Chapter # 5 Paragraph # 1 Study # 5
February 21, 2006
Lincolnton, N.C.

<198> Thesis: Trials are always of our "faith" and they always bring its true character to light. Introduction: In our last study, we began to deal with Paul's claim that we "exult" in the experiences of the pressures of living in this world while not being of this world. We considered that those pressures are an integral aspect of God's development of us for the position of service in His Kingdom that He has always had in mind for us. That position is brought up in his phrase "we exult in hope of the glory of God" and His process is identified as subjecting us to the pressures of tribulations. We made note of two major facts: first, that in the world God has created, there is no such thing as "growth into a larger capacity for experience" apart from the subjection to stress; and, second, that in the salvation God has provided, there is a clear line of demarcation between those things that are accomplished "vicariously" and those things which will not be accomplished unless there is a "cooperative effort". In order for us to be "justified by faith apart from works", Jesus had to act "vicariously" on our behalf to do what none of us could do. But, by the same token, for us to "inherit in the Kingdom", we must enter into a "cooperative effort" with the Spirit of Christ within us in which we actively trust Him to produce His fruit through us.

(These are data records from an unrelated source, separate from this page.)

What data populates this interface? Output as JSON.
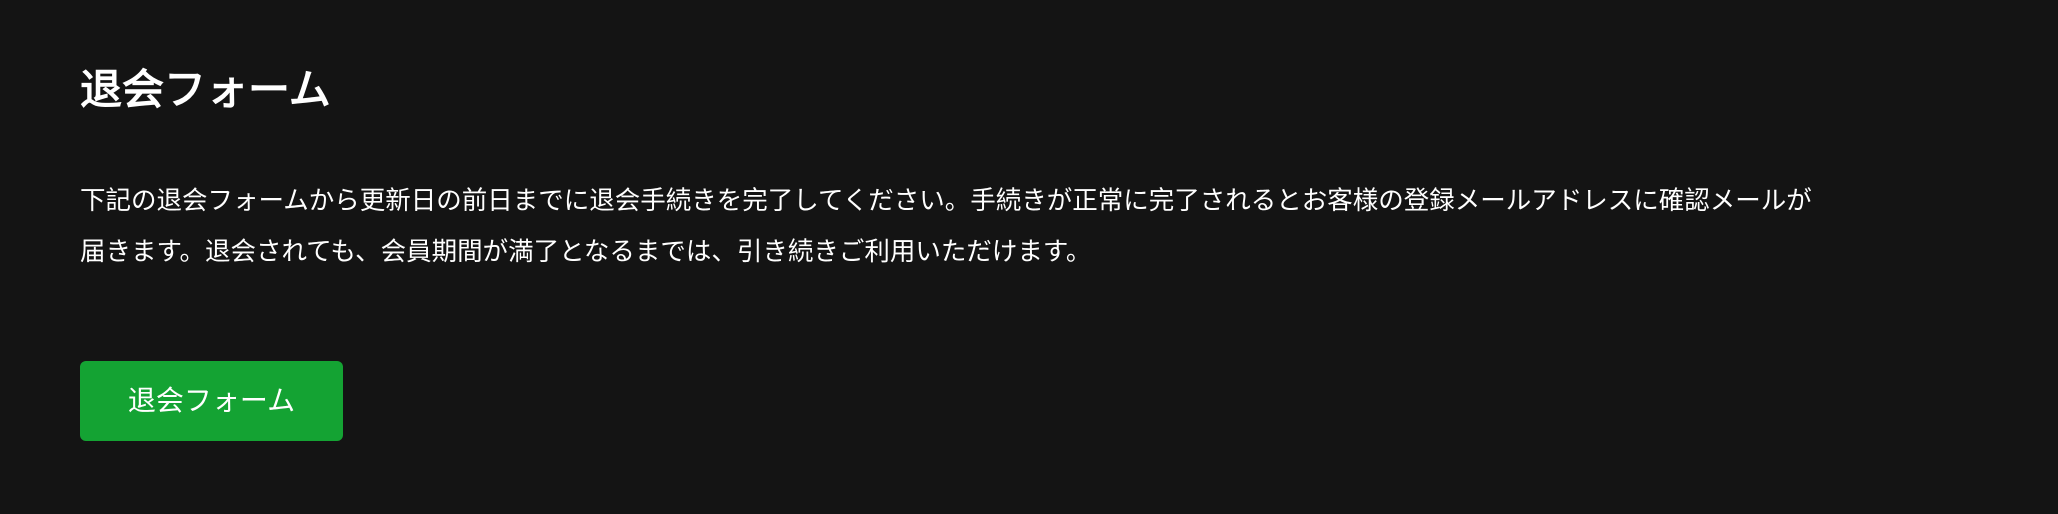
{
  "page": {
    "title": "退会フォーム",
    "description_line_1": "下記の退会フォームから更新日の前日までに退会手続きを完了してください。手続きが正常に完了されるとお客様の登録メールアドレスに確認メールが",
    "description_line_2": "届きます。退会されても、会員期間が満了となるまでは、引き続きご利用いただけます。",
    "button_label": "退会フォーム"
  },
  "colors": {
    "background": "#141414",
    "text": "#ffffff",
    "button": "#14a333"
  }
}
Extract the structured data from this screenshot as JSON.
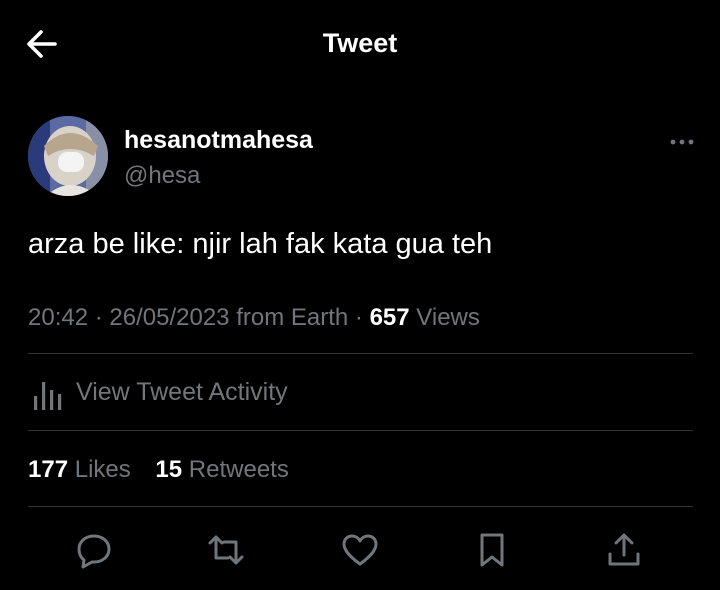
{
  "header": {
    "back_icon": "arrow-left-icon",
    "title": "Tweet"
  },
  "author": {
    "display_name": "hesanotmahesa",
    "handle": "@hesa",
    "more_icon": "ellipsis-icon"
  },
  "tweet": {
    "text": "arza be like: njir lah fak kata gua teh",
    "time": "20:42",
    "separator": "·",
    "date": "26/05/2023",
    "source": "from Earth",
    "views_count": "657",
    "views_label": "Views"
  },
  "activity": {
    "icon": "bar-chart-icon",
    "label": "View Tweet Activity"
  },
  "stats": {
    "likes_count": "177",
    "likes_label": "Likes",
    "retweets_count": "15",
    "retweets_label": "Retweets"
  },
  "actions": [
    {
      "name": "reply",
      "icon": "reply-bubble-icon"
    },
    {
      "name": "retweet",
      "icon": "retweet-icon"
    },
    {
      "name": "like",
      "icon": "heart-icon"
    },
    {
      "name": "bookmark",
      "icon": "bookmark-icon"
    },
    {
      "name": "share",
      "icon": "share-icon"
    }
  ],
  "colors": {
    "background": "#000000",
    "primary_text": "#ffffff",
    "secondary_text": "#71767b",
    "divider": "#2f3336"
  }
}
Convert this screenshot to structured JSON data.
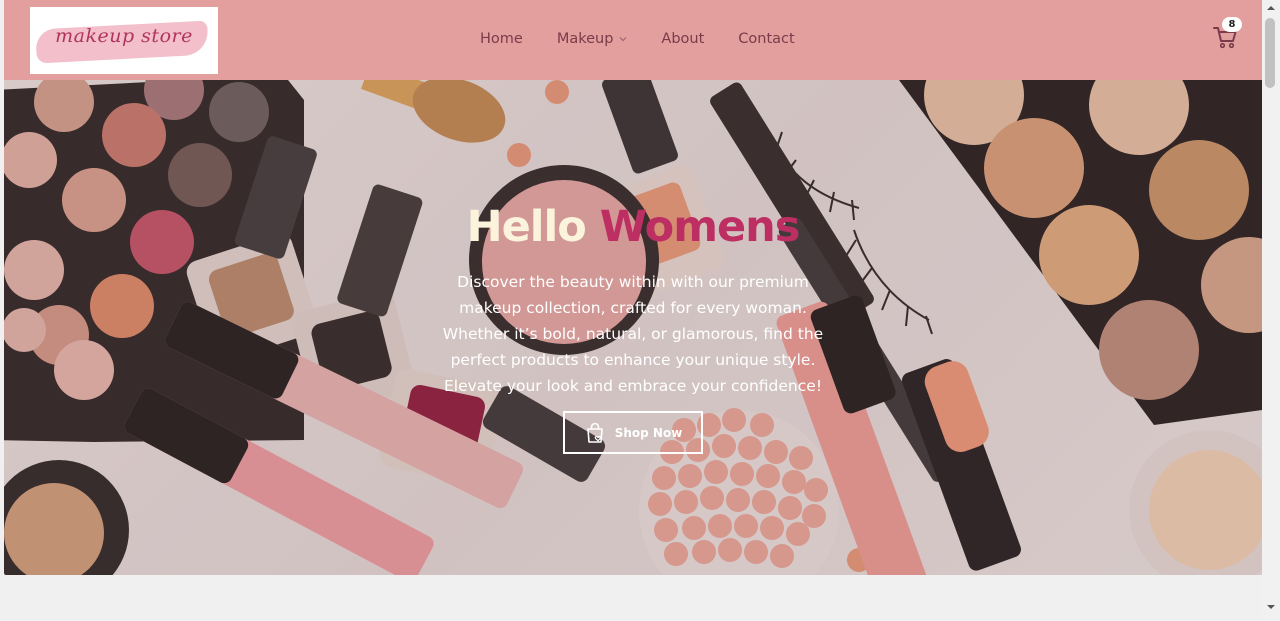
{
  "brand": {
    "logo_text": "makeup store"
  },
  "nav": {
    "items": [
      {
        "label": "Home",
        "has_dropdown": false
      },
      {
        "label": "Makeup",
        "has_dropdown": true
      },
      {
        "label": "About",
        "has_dropdown": false
      },
      {
        "label": "Contact",
        "has_dropdown": false
      }
    ]
  },
  "cart": {
    "count": "8",
    "icon": "cart-icon"
  },
  "hero": {
    "title_part1": "Hello",
    "title_part2": "Womens",
    "description": "Discover the beauty within with our premium makeup collection, crafted for every woman. Whether it’s bold, natural, or glamorous, find the perfect products to enhance your unique style. Elevate your look and embrace your confidence!",
    "button_label": "Shop Now",
    "button_icon": "shopping-bag-heart-icon"
  },
  "colors": {
    "header_bg": "#e39e9e",
    "nav_text": "#7a3b4a",
    "accent": "#bd2e63",
    "title_cream": "#fbf3dc"
  }
}
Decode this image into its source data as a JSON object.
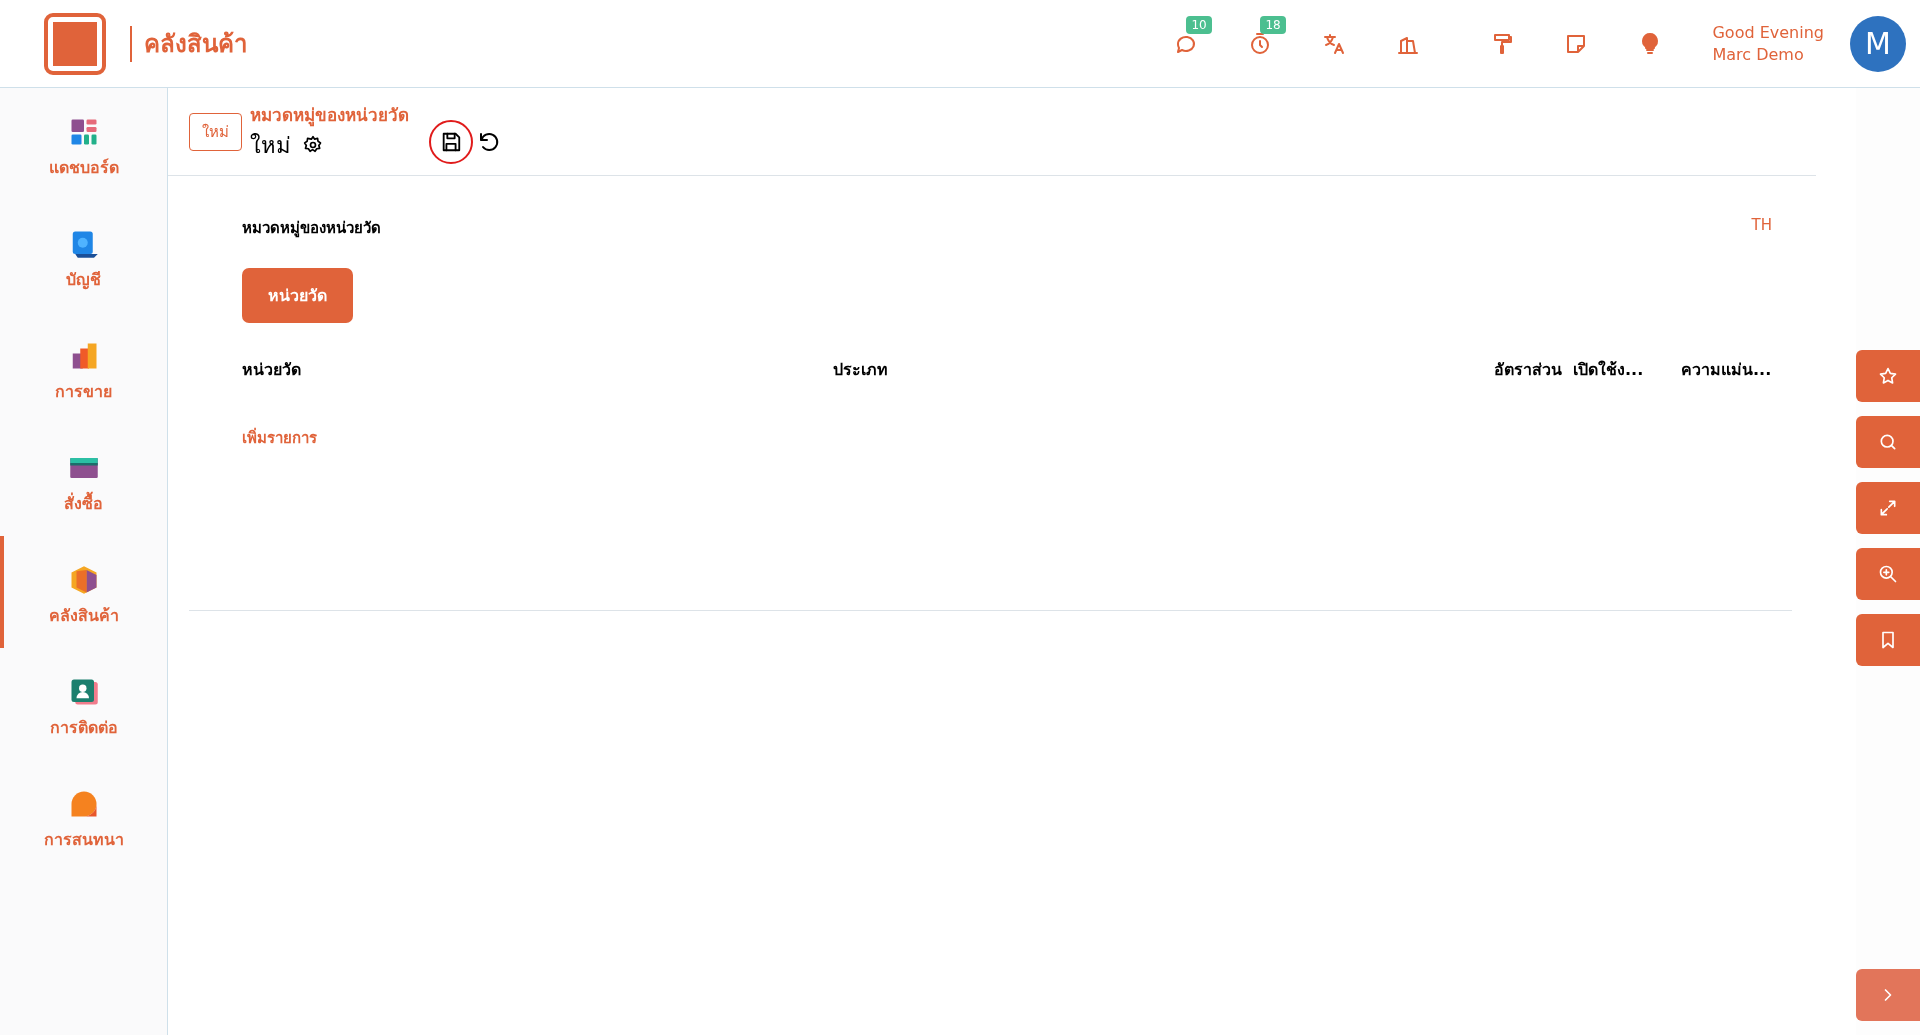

The "active trust" is the root of our "cooperation" with Him as "co-laborers together with Christ". Now, this evening, we are going to pursue the fundamental issue that is caught in Paul's claim that "we exult ... by knowing". We are going to apply ourselves to "learning" what we are supposed to "know". And, the particular issue upon which we are going to focus our attention is the one that is given in the claim that "tribulation brings about perseverance". In order to understand this a bit better, we need to understand the issues of "tribulation" and "perseverance".